De la consommation au commerce du cannabis, il n’y a qu’un pas ...

http://www.lepost.fr 09/11/2009

Dans cette série d’articles, nous allons étudier un de ces axiomes, une de ces vérités universelles indiscutables, qui concerne les adolescents occidentaux. A un âge qui varie entre 12 et 15 ans, le jeune Belge, qu’il soit garçon ou fille, fils d’ouvrier ou d’architecte, bon élève ou cancre, va essayer la marijuana. Oui monsieur, même votre petite Laetitia, non madame, peut-être pas vous puisque vous me jurez que ce n’est pas le cas – vous faites alors partie de la minorité aux poumons vierges, grand bien vous fasse –.

A partir de là, les conséquences de cette expérience sont aussi diverses que les individualités de ces ados, bien qu’il soit possible de les schématiser. Certains vont se limiter à essayer, une fois ou deux, pour faire comme les autres. D’autres vont en faire un passe-temps plus ou moins fréquent, entourés d’amis ou dansant seuls debout sur leurs lits avec du Rage Against The Machine à fond dans le mp3. D’autres encore vont en faire un mode de vie, une religion, parfois jusqu’à l’excès. Ce sont les deux dernières catégories qui vont nous intéresser, de par la consommation régulière et donc onéreuse qui les caractérise.

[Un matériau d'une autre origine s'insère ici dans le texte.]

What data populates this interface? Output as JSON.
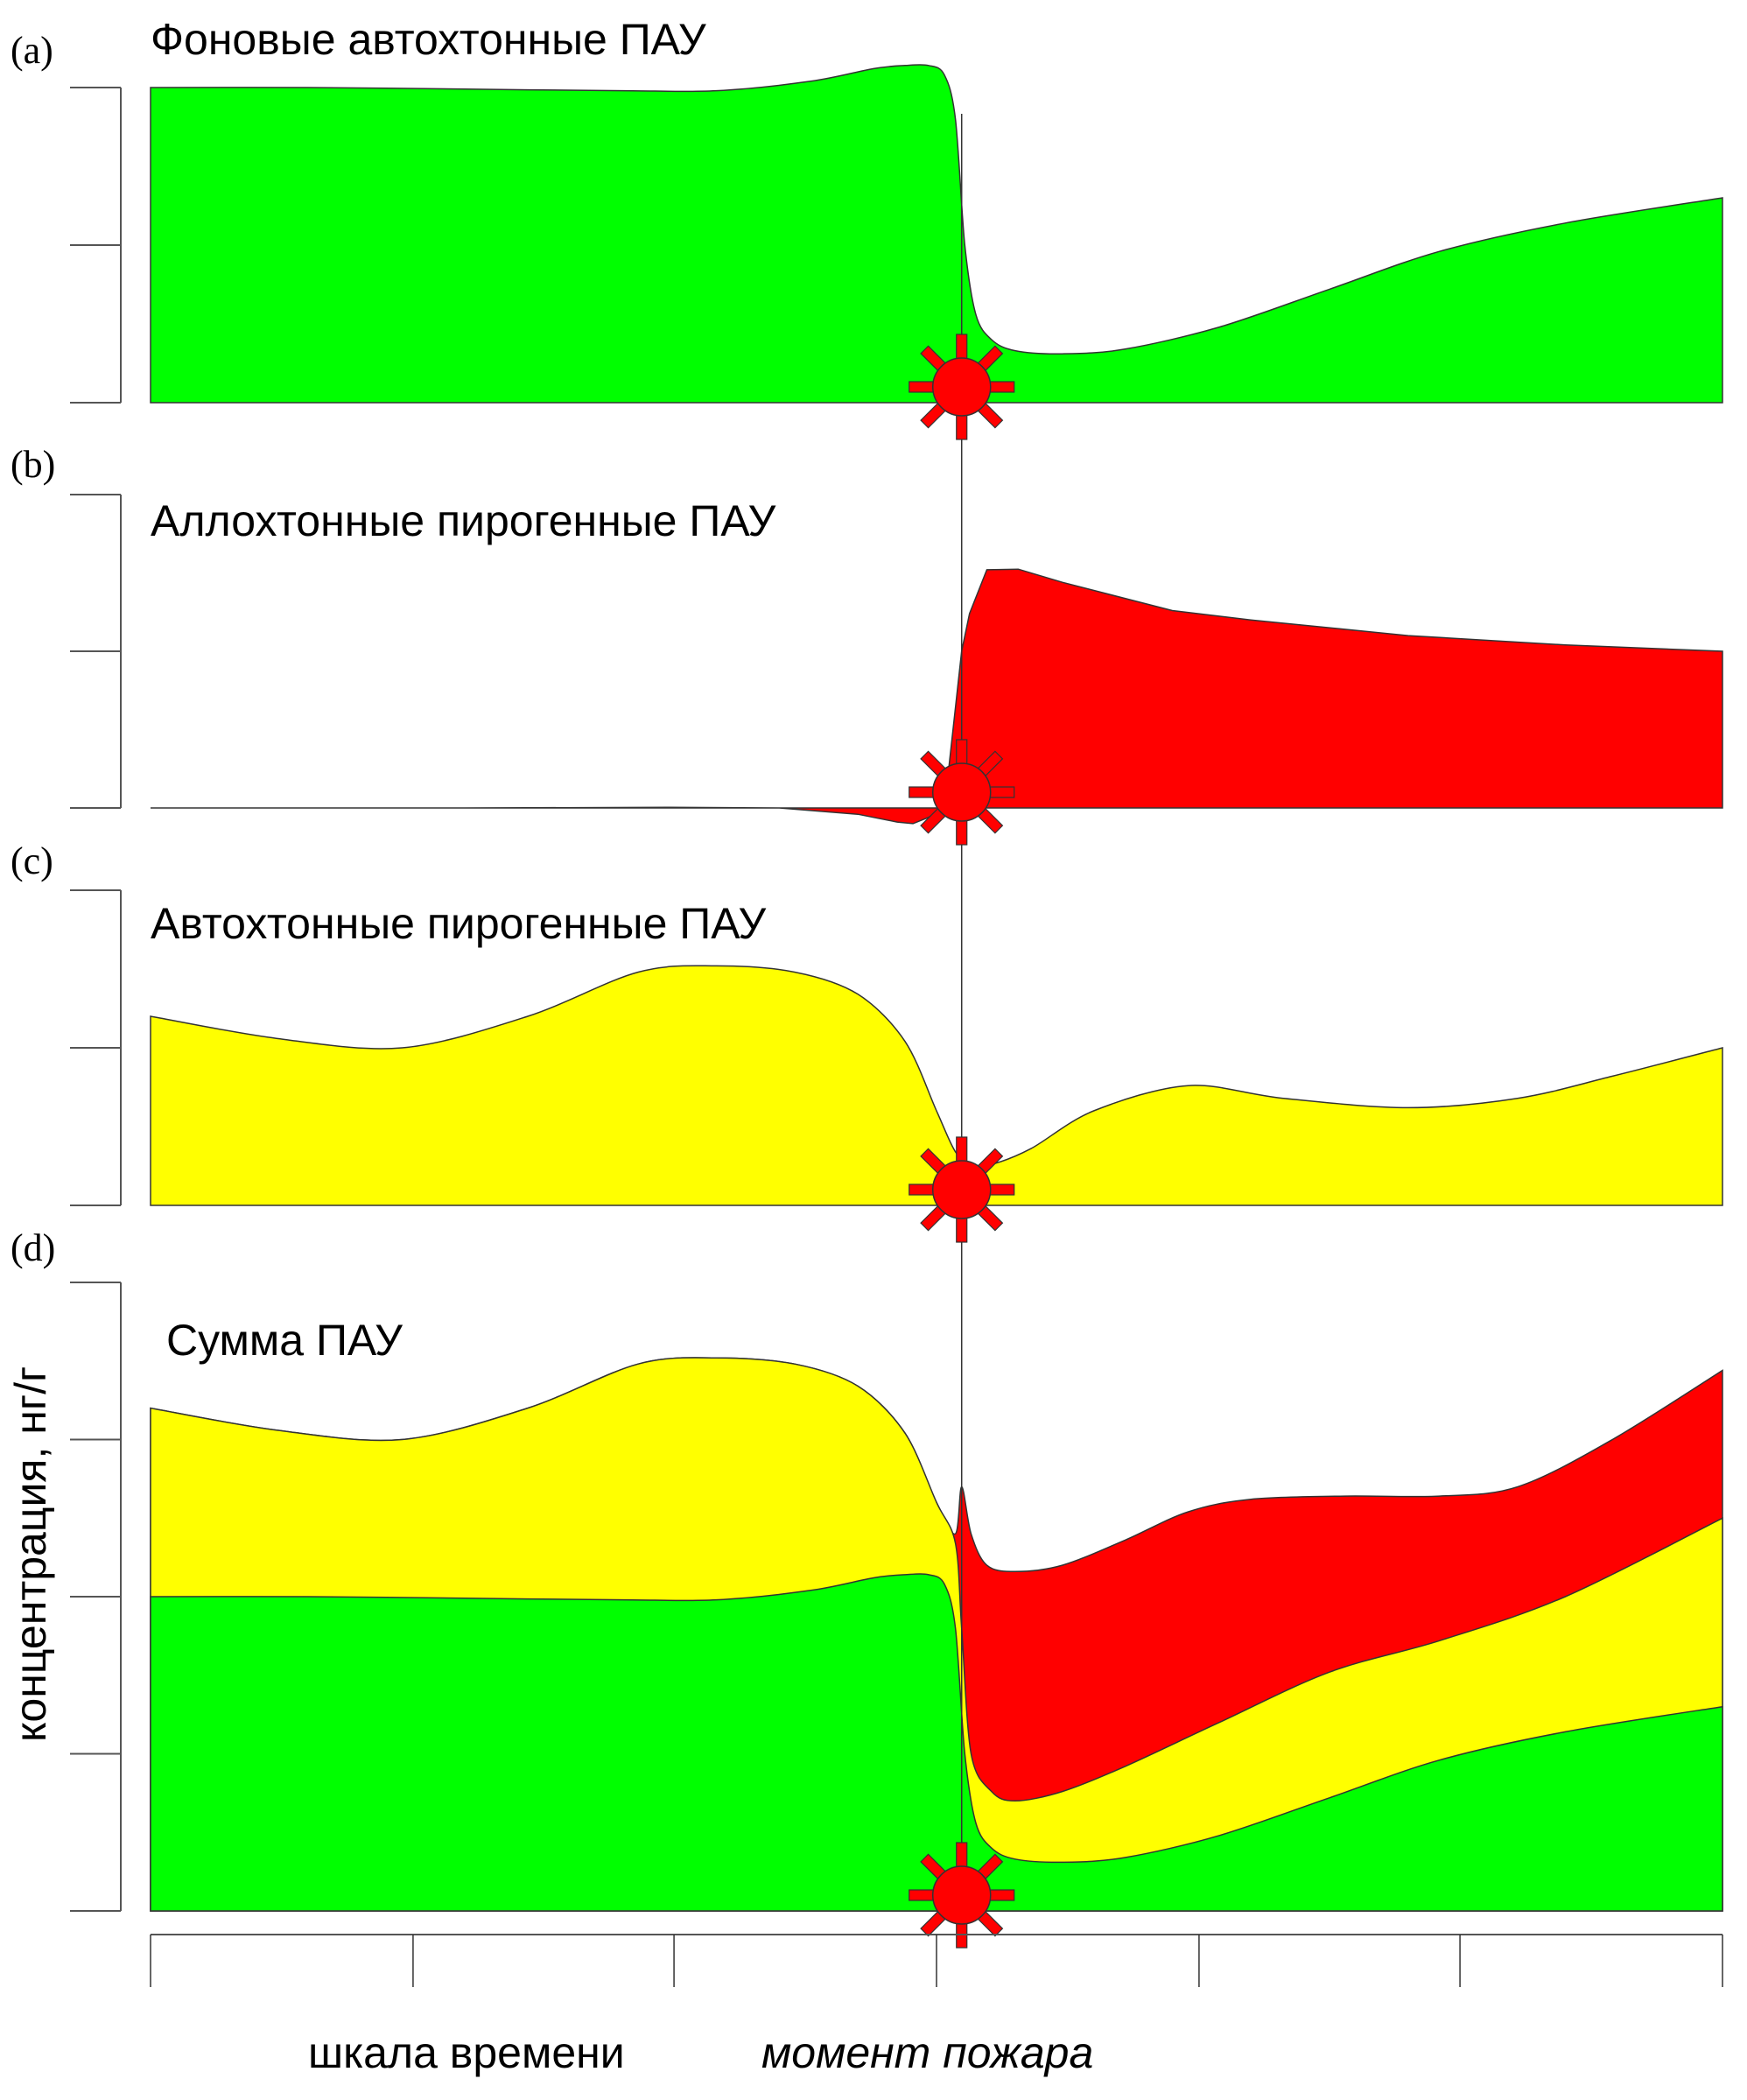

Avant toute chose, il convient de préciser le prix et les modalités de vente du Cannabis. De nos jours, le client lambda paie 10€ pour 3 ou 4 joints, chaque joint ayant effet pendant environ deux heures. Un jeune de 15 ans peut donc dépenser 20€ par semaine sans être un gros consommateur, d’autant qu’il est la cible rêvée des dealers radins. Ainsi, un ado qui fume beaucoup verra à coup sûr tout son argent de poche partir en fumée devant ses yeux écarlates.

Dès lors, trois solutions se présentent à notre sale gosse : la bonne, la stupide, et la mauvaise. La bonne ? Très simple ! Arrêter sa consommation, ou du moins, la rendre la plus occasionnelle possible. Il existe 267 façons (j’ai compté) plus intelligentes, moins nocives et moins chères de passer le temps qu’en fumant des joints. La stupide ? Tout aussi simple : continuer de cramer tout son argent en achetant des « 10€ » qui rapporteront chacun entre 3 et 6€ à son dealer.

Il reste donc une possibilité, la mauvaise, qui vous fera passer du côté obscur de la défonce : devenir soi-même un dealer, pour financer sa propre consommation et, pourquoi pas, se faire un peu d’argent en plus. Qui dit mauvaise, dit intéressante, c’est donc de celle-ci que je vais vous parler en profondeur. Ayant moi-même été un de ces jeunes qui ont fait le mauvais choix, je me trouve aux premières loges pour vous exposer le phénomène du business des drogues douces tel que je l’ai vécu, en Belgique, au cœur du Brabant Wallon. L’herbe est-elle vraiment plus verte ?

Bruce

Attention : il s’agit d’un récit informatif et pas d’une quelconque apologie de la vente de stupéfiants. Votre serviteur, ainsi que son éditeur, ne pourront être tenu pour responsables lorsque vous découvrirez une trentaine de grammes de marijuana emballés séparément, une liasse de billets de 10€, et une balance de précision dans la commode de votre fils.